Figure 4 is a modular and automatable 3D printing system designed for the production of polymer (which includes plastics) parts. It's powered by a form of stereolithography (SLA) 3D printing technology, with 3D Systems touting that Figure 4 is more than 50 times faster than conventional SLA systems.
3D Systems said in its press release that it recently shipped the first Figure 4 platform to a "Fortune 50 industrial customer." The company also said that it "plans to ramp customer-specific shipments throughout the second half of 2017." This, of course, would be good news for investors, as 3D Systems along with Stratasys (NASDAQ:SSYS) and most of the smaller 3D-printing players have struggled to grow revenue over the last two years. These struggles on the top line have negatively affected the companies' bottom lines.
Figure 4 is modular, which means it can be customized to meet a customer's needs. Customers can order a simple single-print engine configuration through to a fully automated system with 16-plus print engines. Automated configurations integrate such features as material delivery systems and post-processing operations into the platform.
3D Systems' Figure 4-based manufacturing platform designed specifically for dental applications will reportedly be available this fall. It's not surprising that the company has tailored a platform to meet the needs of the dental industry, given its acquisition in January of NextDent's portfolio of 12 materials that have regulatory approvals in numerous countries. The company claims in the press release that, compared with conventional manufacturing methods, this dental platform "is able to achieve improvements of up to 10 times in total cost of operations, along with significantly reduced fabrication times and far less material waste."
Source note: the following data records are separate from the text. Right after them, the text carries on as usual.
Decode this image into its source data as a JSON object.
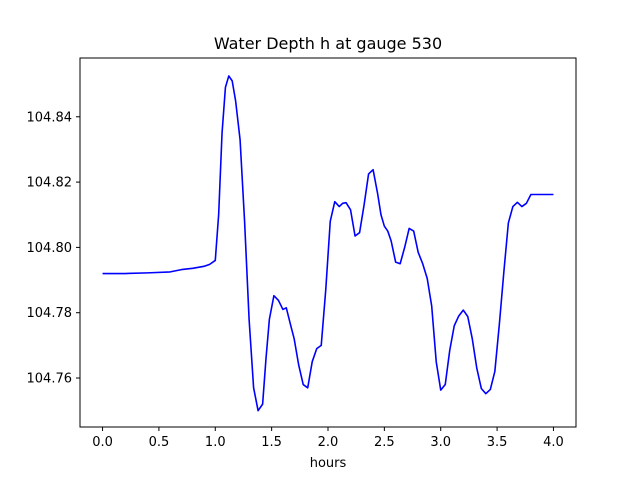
{
  "chart_data": {
    "type": "line",
    "title": "Water Depth h at gauge 530",
    "xlabel": "hours",
    "ylabel": "",
    "xlim": [
      -0.2,
      4.2
    ],
    "ylim": [
      104.745,
      104.858
    ],
    "xticks": [
      0.0,
      0.5,
      1.0,
      1.5,
      2.0,
      2.5,
      3.0,
      3.5,
      4.0
    ],
    "xtick_labels": [
      "0.0",
      "0.5",
      "1.0",
      "1.5",
      "2.0",
      "2.5",
      "3.0",
      "3.5",
      "4.0"
    ],
    "yticks": [
      104.76,
      104.78,
      104.8,
      104.82,
      104.84
    ],
    "ytick_labels": [
      "104.76",
      "104.78",
      "104.80",
      "104.82",
      "104.84"
    ],
    "grid": false,
    "series": [
      {
        "color": "#0000ff",
        "x": [
          0.0,
          0.2,
          0.4,
          0.6,
          0.7,
          0.8,
          0.9,
          0.95,
          1.0,
          1.03,
          1.06,
          1.09,
          1.12,
          1.15,
          1.18,
          1.22,
          1.26,
          1.3,
          1.34,
          1.38,
          1.42,
          1.45,
          1.48,
          1.52,
          1.56,
          1.6,
          1.63,
          1.67,
          1.7,
          1.74,
          1.78,
          1.82,
          1.86,
          1.9,
          1.94,
          1.98,
          2.02,
          2.06,
          2.1,
          2.13,
          2.16,
          2.2,
          2.24,
          2.28,
          2.32,
          2.36,
          2.4,
          2.44,
          2.47,
          2.5,
          2.53,
          2.56,
          2.6,
          2.64,
          2.68,
          2.72,
          2.76,
          2.8,
          2.84,
          2.88,
          2.92,
          2.96,
          3.0,
          3.04,
          3.08,
          3.12,
          3.16,
          3.2,
          3.24,
          3.28,
          3.32,
          3.36,
          3.4,
          3.44,
          3.48,
          3.52,
          3.56,
          3.6,
          3.64,
          3.68,
          3.72,
          3.76,
          3.8,
          3.84,
          3.88,
          3.92,
          3.96,
          4.0
        ],
        "y": [
          104.792,
          104.792,
          104.7922,
          104.7925,
          104.7932,
          104.7936,
          104.7942,
          104.7948,
          104.796,
          104.81,
          104.835,
          104.849,
          104.8525,
          104.851,
          104.845,
          104.833,
          104.808,
          104.778,
          104.757,
          104.75,
          104.752,
          104.766,
          104.778,
          104.7852,
          104.7838,
          104.781,
          104.7815,
          104.776,
          104.772,
          104.764,
          104.758,
          104.757,
          104.765,
          104.769,
          104.77,
          104.787,
          104.808,
          104.814,
          104.8125,
          104.8135,
          104.8137,
          104.8115,
          104.8035,
          104.8045,
          104.813,
          104.8225,
          104.8238,
          104.8165,
          104.81,
          104.8065,
          104.805,
          104.802,
          104.7955,
          104.795,
          104.8,
          104.8058,
          104.805,
          104.7985,
          104.795,
          104.7905,
          104.782,
          104.765,
          104.7563,
          104.758,
          104.7685,
          104.776,
          104.779,
          104.7808,
          104.7788,
          104.772,
          104.763,
          104.7568,
          104.7552,
          104.7565,
          104.762,
          104.7765,
          104.7925,
          104.8075,
          104.8125,
          104.8138,
          104.8125,
          104.8135,
          104.8162,
          104.8162,
          104.8162,
          104.8162,
          104.8162,
          104.8162
        ]
      }
    ]
  }
}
CEO Vyomesh Joshi added, "Our system can print 20-30 crowns in fewer than 15 minutes, which is the same time it takes most milling solutions to produce just one single crown."
Competitors' speedy 3D-printing technologies
3D Systems' new SLA-on-steroids technology sounds quite similar to Carbon's super-fast proprietary Continuous Liquid Interface Production (CLIP) technology. Both are photopolymerization technologies, as they use a light source to harden polymer resin.
Stratasys also has a proprietary photopolymerization technology, PolyJet. However, it does not offer a speedy version of PolyJet.
Along with Carbon, HP Inc. (NYSE:HPQ) launched its flagship 3D printer last year. HP also claims its 3D-printing technology, called Multi Jet Fusion (MJF), is considerably faster than leading 3D-printing technologies. MJF is a jetting technology, which builds on HP's legendary expertise in inkjet 2D printers.
The race to revolutionize manufacturing
As Joshi said in the press release, "Our breakthrough Figure 4 platform will revolutionize manufacturing by transforming production of both mass customized and complex end use parts with a compelling total cost of operations versus conventional methods."
LIke 3D Systems, Carbon and HP Inc. are also aiming to disrupt the manufacturing industry with their respective speedy technologies. Indeed, speed has been a high hurdle holding 3D printing back from moving beyond a primarily prototyping application into production applications beyond extremely short-run ones involving high-cost specialty parts.
Along with a couple of other factors, materials availability is another key barrier to 3D printing making more inroads into manufacturing applications. 3D Systems has previously said that it's made material breakthroughs, stemming from the fact that liquid polymers don't sit nearly as long in vats in the speedy Figure 4 process as they do in the standard SLA process. This opens up the possibilities for using chemistries that aren't as stable.
3D Systems' shipment of the first Figure 4 is a huge milestone. As with all new products, investors should gauge the success of Figure 4 based upon meaningful partnerships and customers.